Mais évoquer n'est pas agir, souligne Valérie Chansigaud: "L'environnement est une panoplie revêtue par n'importe qui, il ne veut rien dire" en lui-même.

C'est le paradoxe: "Quand un sujet est l'apanage de tout le monde, il n'est en fait l'apanage de personne", et actuellement l'environnement "n'est pas central dans la compétition politique", analyse Simon Persico, professeur de sciences politiques à l'IEP de Grenoble. Selon ce chercheur au CNRS, le stade de "la récupération symbolique n'est plus suffisant après le Grenelle de l'environnement et l'accord de Paris".

- " Etiquette" -

"Maintenant on ne peut plus faire comme si on ne savait pas. C'est une étape intéressante, mais qui ne change pas grand-chose" pour le moment, abonde Dominique Bourg, ex-président du conseil scientifique de la Fondation Nicolas Hulot, aujourd'hui tête de liste Génération écologie, le parti de Delphine Batho.

"Nous sommes au début de l'impasse, mais pas encore assez dans la catastrophe", pense-t-il. Pour l'instant, on continue à "mettre l'étiquette écologique et garder les faux semblants" entretenus selon lui depuis plusieurs décennies.

Soutien de LREM, Daniel Cohn-Bendit se réjouit pour sa part que "tout le monde relève le gant du défi de la transition écologique". "Ce n'est pas se repeindre en vert, c'est prendre les problèmes de la planète au sérieux", défend cet ancien d'EELV, qui s'exclame: "Vous croyez qu'on gagne des majorités sur la transition écologique si on a un parti écologiste à 10%?"

"Au-delà de l'incarnation par des personnalités reconnues et des mots, il faudra des programmes détaillés et crédibles", a cependant averti le député Matthieu Orphelin, qui a quitté LREM en février en déplorant que la majorité n'aille pas "au bon rythme" sur l'écologie.

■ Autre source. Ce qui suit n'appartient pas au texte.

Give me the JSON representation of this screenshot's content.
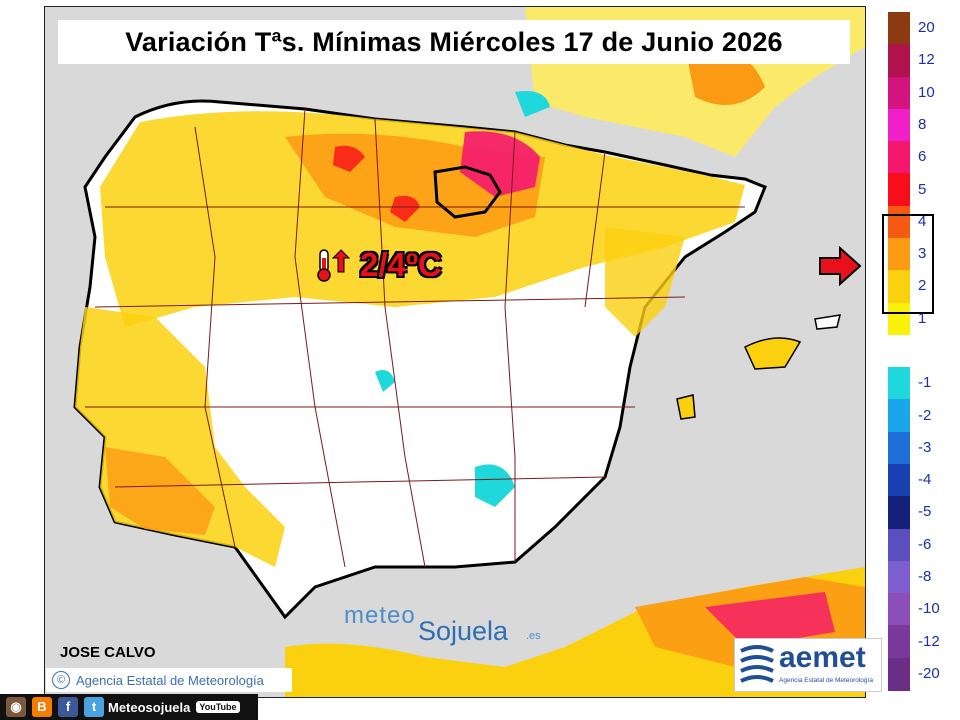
{
  "title": "Variación Tªs. Mínimas Miércoles 17 de Junio 2026",
  "highlight_label": "2/4ºC",
  "author": "JOSE CALVO",
  "agency_footer": "Agencia Estatal de Meteorología",
  "copyright_symbol": "©",
  "watermark": {
    "line1": "meteo",
    "line2": "Sojuela",
    "tld": ".es"
  },
  "aemet_logo": {
    "name": "aemet",
    "subtitle": "Agencia Estatal de Meteorología"
  },
  "social_bar": {
    "handle": "Meteosojuela",
    "youtube": "YouTube",
    "icons": [
      "instagram-icon",
      "blogger-icon",
      "facebook-icon",
      "twitter-icon",
      "youtube-icon"
    ]
  },
  "legend": {
    "unit": "ºC",
    "steps": [
      {
        "label": "20",
        "color": "#8b3a12"
      },
      {
        "label": "12",
        "color": "#b0124b"
      },
      {
        "label": "10",
        "color": "#d3137e"
      },
      {
        "label": "8",
        "color": "#f020c8"
      },
      {
        "label": "6",
        "color": "#f5176e"
      },
      {
        "label": "5",
        "color": "#f70e1a"
      },
      {
        "label": "4",
        "color": "#f55a12"
      },
      {
        "label": "3",
        "color": "#fb9a13"
      },
      {
        "label": "2",
        "color": "#fbd10f"
      },
      {
        "label": "1",
        "color": "#fbf20c"
      },
      {
        "label": "",
        "color": "#ffffff"
      },
      {
        "label": "-1",
        "color": "#1ed8dc"
      },
      {
        "label": "-2",
        "color": "#1aa6e8"
      },
      {
        "label": "-3",
        "color": "#1e6fd8"
      },
      {
        "label": "-4",
        "color": "#1a3fb0"
      },
      {
        "label": "-5",
        "color": "#15207a"
      },
      {
        "label": "-6",
        "color": "#5b4fc0"
      },
      {
        "label": "-8",
        "color": "#7d5ecf"
      },
      {
        "label": "-10",
        "color": "#8a4fb8"
      },
      {
        "label": "-12",
        "color": "#7a3a9c"
      },
      {
        "label": "-20",
        "color": "#6a2e86"
      }
    ],
    "highlighted_range": [
      "2",
      "4"
    ]
  },
  "colors": {
    "land_neutral": "#ffffff",
    "sea": "#d9d9d9",
    "border": "#000000",
    "province_lines": "#7a1a1a",
    "highlight_text": "#e8101a"
  }
}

Yannick Jadot, qui conduit la liste EELV, a d'ailleurs attaqué une liste LREM "patchwork, fourre-tout", faisant coexister "quelqu'un qui se bat contre le glyphosate", l'écologiste Pascal Canfin, et en n°4 "quelqu'un qui se bat pour le glyphosate", le président des Jeunes Agriculteurs Jérémy Decerle.

Côté mesures, le gouvernement explore divers scénarios devant mener à l'objectif nouveau d'une neutralité carbone en 2050; EELV propose un plan européen de 100 milliards d'euros d'investissements pour la transition écologique; La France insoumise une planification écologique menée par l'Etat, etc.

Mais selon Valérie Chansigaud, la sincérité des démarches des partis politiques se mesurera à leur volonté de passer des compromis d'union: "L'essentiel n'est pas le triomphe d'un parti qui peut engranger quelques succès pour être défait dans deux ans".

"Si ceux qui pensent la radicalité de l'écologie ne sont pas capables de se mettre ensemble, comment voulez-vous qu'ils arrivent à convaincre la majorité de l'électorat en France?", s'exclame Daniel Cohn-Bendit.